Правда, надо сказать, что активного участия в восстании Бодиско не принимал. И по решению суда наказание было вынесено ему по сравнению с другими совсем не суровое, а даже, скорее, мягкое. Как других, не отправляли его на вечную каторгу. Лишался Бодиско чинов и дворянства, ссылался в Сибирь на поселение.
Вечером генерал Чернышев снова докладывал царю:
– Дознались, ваше величество.
– Ну – ну. Что говорил Бодиско? Какими словами каялся?
– Ваше величество, он того…
– Что «того»? – насупился царь.
– Плакал этот злодей не потому, что в тяжких грехах раскаялся. Счел, разбойник, ваше величество, за личное унижение столь мягкий ему приговор. «Стыдно смотреть мне в глаза товарищам» – вот что сказал Бодиско.
ПЯТЕРО
Петербург. Лето. Июльский рассвет. Неохотно плывут облака. Нева еще сонно дремлет. Шпиль Петропавловской крепости шпагой вонзился в небо.
Осужденных ведут на казнь. Вот они, пятеро: Кондратий Рылеев, Павел Пестель, Сергей Муравьев – Апостол, Михаил Бестужев – Рюмин, Петр Каховский. Идут они в белых льняных рубахах. Прощально звенят кандалы.
Кронверк Петропавловской крепости. Слева стоят солдаты. Справа стоят солдаты. Помост. Два столба. Перекладина. В красной рубахе палач. Пять веревок, как змеи, петлей свисают.

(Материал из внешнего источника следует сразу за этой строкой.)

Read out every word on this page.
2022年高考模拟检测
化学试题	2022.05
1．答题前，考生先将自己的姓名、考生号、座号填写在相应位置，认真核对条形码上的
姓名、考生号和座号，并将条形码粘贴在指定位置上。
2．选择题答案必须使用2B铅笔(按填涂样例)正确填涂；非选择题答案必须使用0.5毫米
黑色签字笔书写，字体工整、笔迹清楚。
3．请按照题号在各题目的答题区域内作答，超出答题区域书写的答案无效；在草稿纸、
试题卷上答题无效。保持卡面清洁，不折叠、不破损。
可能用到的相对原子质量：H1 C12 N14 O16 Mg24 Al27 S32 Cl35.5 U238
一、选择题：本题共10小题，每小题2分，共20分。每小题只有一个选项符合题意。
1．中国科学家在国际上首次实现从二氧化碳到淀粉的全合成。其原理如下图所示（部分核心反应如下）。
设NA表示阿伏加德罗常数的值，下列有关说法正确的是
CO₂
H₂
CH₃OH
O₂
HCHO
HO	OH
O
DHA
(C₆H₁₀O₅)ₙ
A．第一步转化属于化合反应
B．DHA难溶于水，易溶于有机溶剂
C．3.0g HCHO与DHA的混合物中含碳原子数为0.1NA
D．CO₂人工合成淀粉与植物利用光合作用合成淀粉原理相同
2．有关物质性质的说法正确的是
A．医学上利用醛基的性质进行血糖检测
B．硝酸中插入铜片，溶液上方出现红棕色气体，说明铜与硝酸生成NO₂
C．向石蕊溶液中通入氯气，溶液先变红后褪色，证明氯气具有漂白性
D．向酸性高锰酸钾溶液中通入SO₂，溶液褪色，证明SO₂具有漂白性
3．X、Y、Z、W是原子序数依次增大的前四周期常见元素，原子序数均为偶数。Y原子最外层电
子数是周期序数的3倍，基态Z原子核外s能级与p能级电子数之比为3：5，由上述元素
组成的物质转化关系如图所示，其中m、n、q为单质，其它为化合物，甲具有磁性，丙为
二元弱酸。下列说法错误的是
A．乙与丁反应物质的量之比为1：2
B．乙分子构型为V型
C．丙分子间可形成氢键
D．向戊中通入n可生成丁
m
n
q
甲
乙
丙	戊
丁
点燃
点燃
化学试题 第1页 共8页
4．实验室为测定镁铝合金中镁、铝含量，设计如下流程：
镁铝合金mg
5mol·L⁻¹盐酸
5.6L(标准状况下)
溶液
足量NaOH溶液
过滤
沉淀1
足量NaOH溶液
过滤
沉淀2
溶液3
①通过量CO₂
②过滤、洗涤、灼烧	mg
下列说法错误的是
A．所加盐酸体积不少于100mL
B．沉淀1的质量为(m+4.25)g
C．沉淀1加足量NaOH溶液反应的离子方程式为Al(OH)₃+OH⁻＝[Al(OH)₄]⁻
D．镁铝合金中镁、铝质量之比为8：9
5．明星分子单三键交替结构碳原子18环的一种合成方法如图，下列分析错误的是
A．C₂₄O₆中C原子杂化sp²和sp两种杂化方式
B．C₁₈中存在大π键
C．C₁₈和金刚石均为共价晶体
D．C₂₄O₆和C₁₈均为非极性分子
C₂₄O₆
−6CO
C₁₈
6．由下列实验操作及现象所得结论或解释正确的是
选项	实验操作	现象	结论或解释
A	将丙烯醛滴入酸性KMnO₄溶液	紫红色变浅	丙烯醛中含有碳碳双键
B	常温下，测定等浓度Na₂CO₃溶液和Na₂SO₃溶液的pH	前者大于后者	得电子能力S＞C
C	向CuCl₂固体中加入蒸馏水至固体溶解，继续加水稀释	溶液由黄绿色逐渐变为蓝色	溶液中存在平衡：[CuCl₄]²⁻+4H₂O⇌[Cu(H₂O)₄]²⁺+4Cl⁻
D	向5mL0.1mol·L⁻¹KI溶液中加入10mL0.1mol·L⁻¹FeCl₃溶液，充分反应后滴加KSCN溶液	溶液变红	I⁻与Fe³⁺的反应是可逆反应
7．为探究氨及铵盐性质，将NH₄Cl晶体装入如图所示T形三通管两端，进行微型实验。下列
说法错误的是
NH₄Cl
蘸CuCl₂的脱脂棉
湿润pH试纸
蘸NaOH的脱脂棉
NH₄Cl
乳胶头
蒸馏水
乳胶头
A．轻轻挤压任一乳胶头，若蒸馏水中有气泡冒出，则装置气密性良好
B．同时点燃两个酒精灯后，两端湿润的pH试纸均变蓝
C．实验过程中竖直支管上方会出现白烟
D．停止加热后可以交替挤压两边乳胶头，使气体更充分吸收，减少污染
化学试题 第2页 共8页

Идут декабристы. Двадцать шагов до смерти… десять… последние пять.
Генерал – адъютант Чернышев – он старший и тут, при казни, – сидит верхом на коне, смотрит на обреченных. В руках у генерала лорнет. То поднесет он его к глазам, то на секунду опять опустит.
Ждет генерал – адъютант Чернышев, не дрогнет ли кто– нибудь из осужденных. Не раздастся ли стон, не сорвется ли крик.
Четыре шага до смерти. Идут декабристы. Открытый, бесстрашный взгляд. Три шага. Два. Последний предсмертный шаг.
– Начинай! – закричал Чернышев.
Накинул палач на осужденных петли. Затянул. Перепроверил. Из‑под ног ловким ударом выбил скамейки.
Натянулись веревки – змеи, превратились в тугие струны.
Снова поднес к глазам генерал – адъютант Чернышев лорнет.
И вдруг… Оборвался Рылеев.
И вдруг… Оборвался Муравьев – Апостол.
И вдруг… Оборвался Каховский.
Солдаты, присутствовавшие при казни, замерли. Кто‑то быстро перекрестился, зашептал:
– Помиловал Господь, помиловал.
В старину существовал обычай, согласно которому человека, если он сорвался с виселицы, второй раз не казнили – миловали.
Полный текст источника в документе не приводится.